Tuesday, November 13, 2018

Data Warehouse Design Mistakes 1: Lack of Foreign Key Constraints

This post is part of a series that discusses some common issues in data warehouses.

What is the Purpose of Foreign Keys?

  • In the context of relational databases, a foreign key is a column, or group of columns, on one table that uniquely identifies a row in another table.  So, a foreign key on a child record uniquely identifies a row on the parent table.
  • If a foreign key constraint is enforced (which they are when the foreign key constraint is enabled, which they are by default) then you cannot insert a child for which you cannot find a parent, and you cannot delete a parent for which children exist.  This guarantees that data is, and remains, referentially integral.
A foreign key constraint can also permit the Oracle optimizer to perform certain optimisations in executing a SQL query.  
  • If you are querying a child and parent table (or if you prefer a fact and dimension table) without referencing any attribute on the parent (or dimension), then the optimizer can rely on the foreign key constraint to know that the parent row will always be present and so omit the parent table from the query.  This is called 'foreign key join elimination', and I will discuss this in more detail below.
I think that documenting relationships between tables through foreign keys helps developers build sensible SQL code that follows the data model, performs better, and is easier to understand and therefore easier to maintain.
If you have foreign key constraints defined in an OLTP system, it is typical to see them enabled exactly because they enforce referential integrity.
In a data warehouse there is less emphasis on revalidating data, but saving effort though join elimination is important.  Unfortunately, it is all too common to see downstream data warehouses without foreign key constraints at all.  It seems to be very easy to find an excuse not to build them. While researching this blog I came across this blog posting that I thought had the ring of truth of about it.

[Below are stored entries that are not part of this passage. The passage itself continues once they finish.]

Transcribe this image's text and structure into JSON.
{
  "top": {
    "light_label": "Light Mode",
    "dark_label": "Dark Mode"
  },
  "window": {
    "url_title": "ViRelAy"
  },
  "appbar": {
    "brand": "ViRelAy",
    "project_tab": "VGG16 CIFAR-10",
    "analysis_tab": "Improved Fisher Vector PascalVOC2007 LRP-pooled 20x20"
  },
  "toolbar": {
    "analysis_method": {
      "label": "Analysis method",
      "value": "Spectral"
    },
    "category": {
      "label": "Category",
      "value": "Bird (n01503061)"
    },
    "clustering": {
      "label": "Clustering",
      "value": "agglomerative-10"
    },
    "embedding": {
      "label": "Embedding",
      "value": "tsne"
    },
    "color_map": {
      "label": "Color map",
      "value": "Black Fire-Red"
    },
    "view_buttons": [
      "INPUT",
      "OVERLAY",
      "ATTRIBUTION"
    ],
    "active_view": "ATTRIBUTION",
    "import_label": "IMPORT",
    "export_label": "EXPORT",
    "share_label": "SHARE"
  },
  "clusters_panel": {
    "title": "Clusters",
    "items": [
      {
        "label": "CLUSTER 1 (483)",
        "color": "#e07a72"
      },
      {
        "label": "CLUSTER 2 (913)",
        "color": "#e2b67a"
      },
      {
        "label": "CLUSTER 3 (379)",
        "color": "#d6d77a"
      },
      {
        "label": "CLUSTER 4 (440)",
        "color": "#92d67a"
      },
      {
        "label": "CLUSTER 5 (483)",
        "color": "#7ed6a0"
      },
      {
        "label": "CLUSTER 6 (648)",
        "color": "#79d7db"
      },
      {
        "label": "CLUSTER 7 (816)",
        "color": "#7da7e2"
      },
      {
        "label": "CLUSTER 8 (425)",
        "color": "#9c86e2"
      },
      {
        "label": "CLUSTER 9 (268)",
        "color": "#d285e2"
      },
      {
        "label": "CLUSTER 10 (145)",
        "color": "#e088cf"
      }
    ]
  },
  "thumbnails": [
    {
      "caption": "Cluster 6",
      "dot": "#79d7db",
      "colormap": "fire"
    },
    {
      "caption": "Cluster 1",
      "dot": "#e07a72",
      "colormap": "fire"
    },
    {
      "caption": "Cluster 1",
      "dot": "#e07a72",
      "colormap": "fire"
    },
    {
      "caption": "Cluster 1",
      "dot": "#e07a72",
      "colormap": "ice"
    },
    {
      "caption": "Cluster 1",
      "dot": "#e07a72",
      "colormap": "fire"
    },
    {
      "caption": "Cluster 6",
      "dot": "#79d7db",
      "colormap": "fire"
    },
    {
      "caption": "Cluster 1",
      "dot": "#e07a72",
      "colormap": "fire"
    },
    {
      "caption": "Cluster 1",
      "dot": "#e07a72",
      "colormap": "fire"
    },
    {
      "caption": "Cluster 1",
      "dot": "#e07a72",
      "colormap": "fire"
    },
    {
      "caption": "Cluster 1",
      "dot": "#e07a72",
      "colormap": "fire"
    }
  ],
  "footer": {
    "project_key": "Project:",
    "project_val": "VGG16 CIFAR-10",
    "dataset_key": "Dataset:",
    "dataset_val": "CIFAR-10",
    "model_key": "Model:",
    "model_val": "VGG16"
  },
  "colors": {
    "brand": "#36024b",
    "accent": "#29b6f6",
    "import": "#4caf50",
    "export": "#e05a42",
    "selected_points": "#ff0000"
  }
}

"9 Reasons Why There Are No Foreign Keys in Your Database" (Piotr Kononow)

  1. Performance: degrades DML performance as foreign keys are validated
  2. Legacy data is not referentially integral in the first place.
  3. Full Table Reload.  Should disable, reload, and then re-enable and revalidate constraints.
  4. High-Level Framework doesn't create foreign keys.
  5. Cross-Database relations
  6. Database platform agnosticism (eg. PeopleSoft)
  7. Open for Change
  8. Lazy Architect
  9. Table relationships are not clear/revealed.
I'll add one more unacceptable excuse this list.
  • Extracting referentially integral data from an OLTP system into the data warehouse, so there is no need for more foreign keys to revalidate it there again.

Foreign Key Join Elimination

If you are querying a child and parent table, without referencing any attribute on the parent, then the optimizer can rely on the foreign key constraint to know that the parent row will always be present and so omit the parent table from the query.  
Let's start with a very simple demonstration, on the Sales History demo schema, of a query of the fact table (SALES), and three dimension tables (PRODUCTS, TIMES, CUSTOMERS).  I am referencing attribute columns on the PRODUCT and TIMES tables, but nothing on the CUSTOMERS table other than the primary key column CUST_ID in a join predicate.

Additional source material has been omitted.